Martin Bright

Can the Government Dig Itself Out?

If you just read one newspaper today you’d know things were getting pretty bad for Gordon Brown. Let’s take the Observer for example: not exactly a hostile paper to the government over the years. Beyond the story of the defection of former DWP advisor David Freud to the Tory front bench, there’s a terribly damaging piece of analysis from Andrew Rawnsley. He observes that a serious split has opened up in Cabinet between the “no contrition” camp and those who believe the Prime Minister should find a way of showing some humility over his role in the economic crisis. As readers of this column know, Downing Street has been taking a close interest in President Obama’s recent public apology. But as a ministerial source told Rawnsley: “Gordon will never change. He does not do apologies.”

Rawnsley’s account of the exchanges at Cabinet is embarrassingly detailed:

“Harriet Harman led the charge by broadly repeating what she had said in a banker-bashing speech in Yorkshire a few days earlier. She argued that bonuses should be clawed back. When bankers compete with paedophiles for bottom place in the league table of public esteem, there’s no doubt that Ms Harman vents the fury of many voters.

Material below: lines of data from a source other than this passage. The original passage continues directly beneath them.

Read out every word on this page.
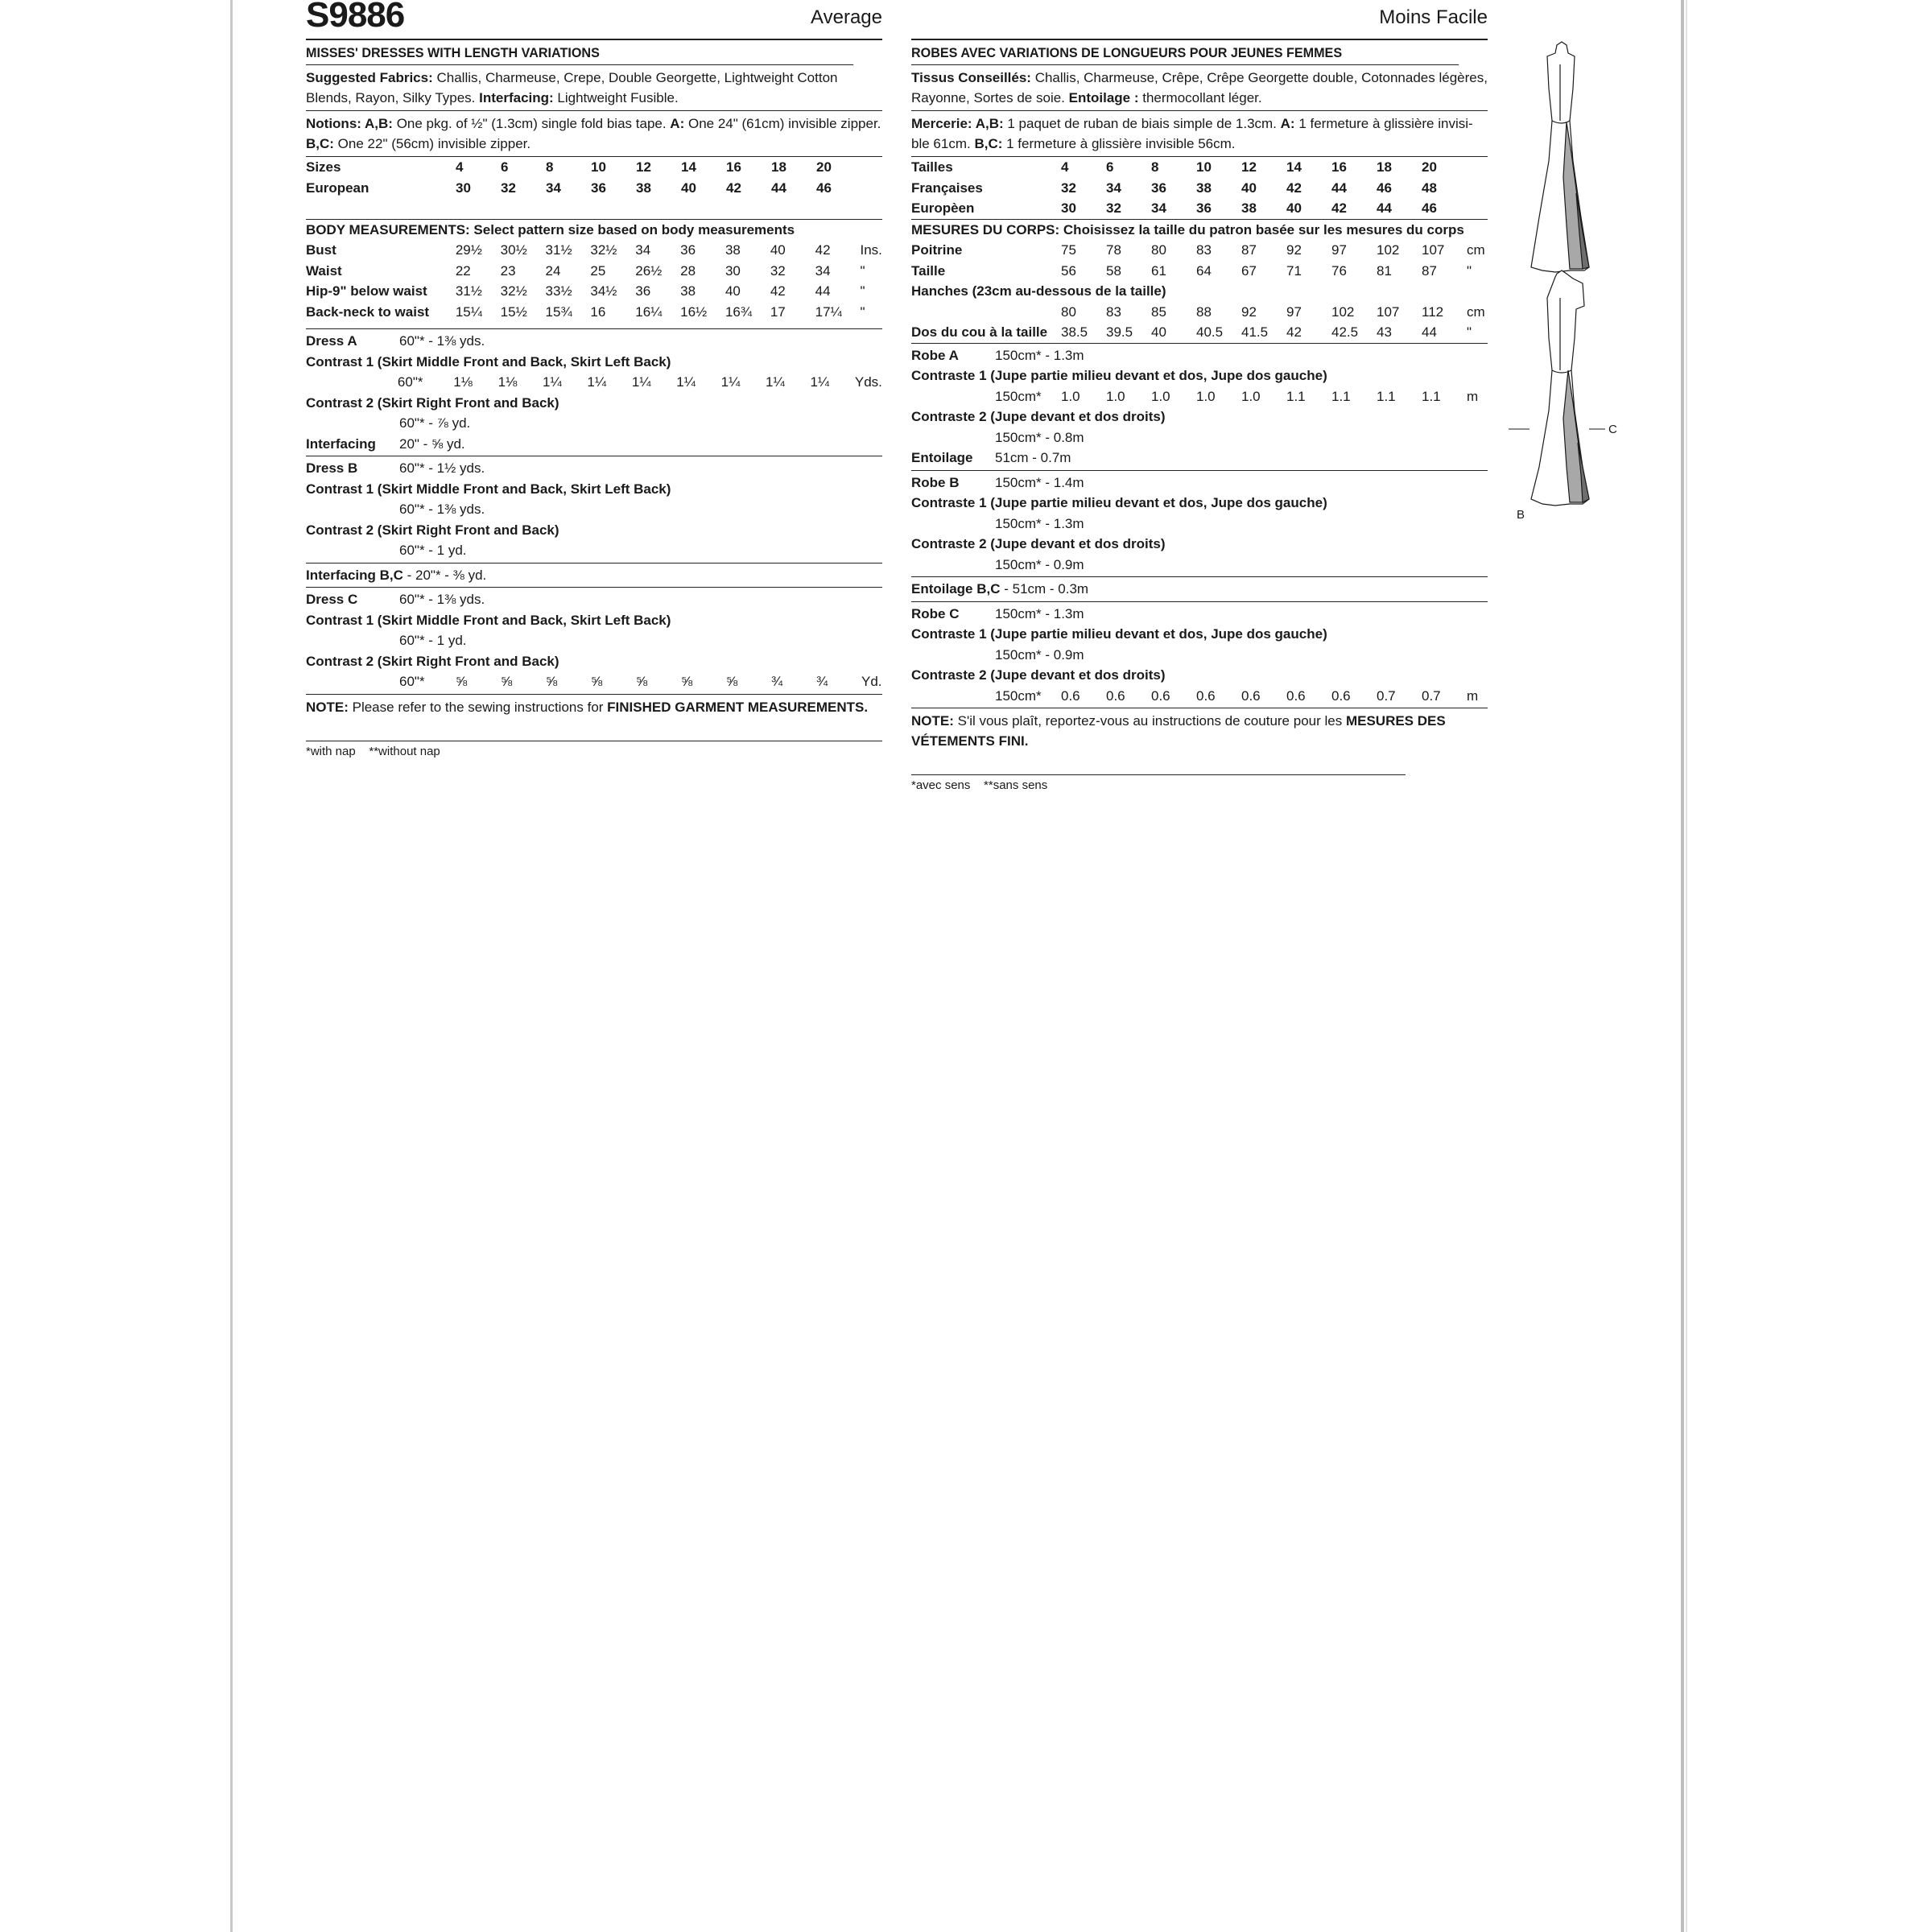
S9886	Average
MISSES' DRESSES WITH LENGTH VARIATIONS
Suggested Fabrics: Challis, Charmeuse, Crepe, Double Georgette, Lightweight Cotton Blends, Rayon, Silky Types. Interfacing: Lightweight Fusible.
Notions: A,B: One pkg. of ½" (1.3cm) single fold bias tape. A: One 24" (61cm) invisible zipper. B,C: One 22" (56cm) invisible zipper.
Sizes	4	6	8	10	12	14	16	18	20	
European	30	32	34	36	38	40	42	44	46	

BODY MEASUREMENTS: Select pattern size based on body measurements
Bust	29½	30½	31½	32½	34	36	38	40	42	Ins.
Waist	22	23	24	25	26½	28	30	32	34	"
Hip-9" below waist	31½	32½	33½	34½	36	38	40	42	44	"
Back-neck to waist	15¼	15½	15¾	16	16¼	16½	16¾	17	17¼	"

Dress A	60"* - 1⅜ yds.
Contrast 1 (Skirt Middle Front and Back, Skirt Left Back)
	60"*	1⅛	1⅛	1¼	1¼	1¼	1¼	1¼	1¼	1¼	Yds.
Contrast 2 (Skirt Right Front and Back)
60"* - ⅞ yd.
Interfacing 20" - ⅝ yd.
Dress B	60"* - 1½ yds.
Contrast 1 (Skirt Middle Front and Back, Skirt Left Back)
60"* - 1⅜ yds.
Contrast 2 (Skirt Right Front and Back)
60"* - 1 yd.
Interfacing B,C - 20"* - ⅜ yd.
Dress C	60"* - 1⅜ yds.
Contrast 1 (Skirt Middle Front and Back, Skirt Left Back)
60"* - 1 yd.
Contrast 2 (Skirt Right Front and Back)
	60"*	⅝	⅝	⅝	⅝	⅝	⅝	⅝	¾	¾	Yd.
NOTE: Please refer to the sewing instructions for FINISHED GARMENT MEASUREMENTS.
*with nap    **without nap
Moins Facile
ROBES AVEC VARIATIONS DE LONGUEURS POUR JEUNES FEMMES
Tissus Conseillés: Challis, Charmeuse, Crêpe, Crêpe Georgette double, Cotonnades légères, Rayonne, Sortes de soie. Entoilage : thermocollant léger.
Mercerie: A,B: 1 paquet de ruban de biais simple de 1.3cm. A: 1 fermeture à glissière invisi-ble 61cm. B,C: 1 fermeture à glissière invisible 56cm.
Tailles	4	6	8	10	12	14	16	18	20	
Françaises	32	34	36	38	40	42	44	46	48	
Europèen	30	32	34	36	38	40	42	44	46	
MESURES DU CORPS: Choisissez la taille du patron basée sur les mesures du corps
Poitrine	75	78	80	83	87	92	97	102	107	cm
Taille	56	58	61	64	67	71	76	81	87	"
Hanches (23cm au-dessous de la taille)										
	80	83	85	88	92	97	102	107	112	cm
Dos du cou à la taille	38.5	39.5	40	40.5	41.5	42	42.5	43	44	"
Robe A	150cm* - 1.3m
Contraste 1 (Jupe partie milieu devant et dos, Jupe dos gauche)
	150cm*	1.0	1.0	1.0	1.0	1.0	1.1	1.1	1.1	1.1	m
Contraste 2 (Jupe devant et dos droits)
150cm* - 0.8m
Entoilage 51cm - 0.7m
Robe B	150cm* - 1.4m
Contraste 1 (Jupe partie milieu devant et dos, Jupe dos gauche)
150cm* - 1.3m
Contraste 2 (Jupe devant et dos droits)
150cm* - 0.9m
Entoilage B,C - 51cm - 0.3m
Robe C	150cm* - 1.3m
Contraste 1 (Jupe partie milieu devant et dos, Jupe dos gauche)
150cm* - 0.9m
Contraste 2 (Jupe devant et dos droits)
	150cm*	0.6	0.6	0.6	0.6	0.6	0.6	0.6	0.7	0.7	m
NOTE: S'il vous plaît, reportez-vous au instructions de couture pour les MESURES DES VÉTEMENTS FINI.
*avec sens    **sans sens
C
B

But her intervention did not impress all of her colleagues. “Knee-jerk, crudely populist stuff,” sniffs one member of the cabinet. There was a sharp response from John Hutton and Hazel Blears who warned that it would be perilous in the longer term for Labour to be seen as hostile to business. Ms Harman retorted that it was hardly anti-business to be anti-banker because no one currently hates bankers more than businesses struggling to get credit.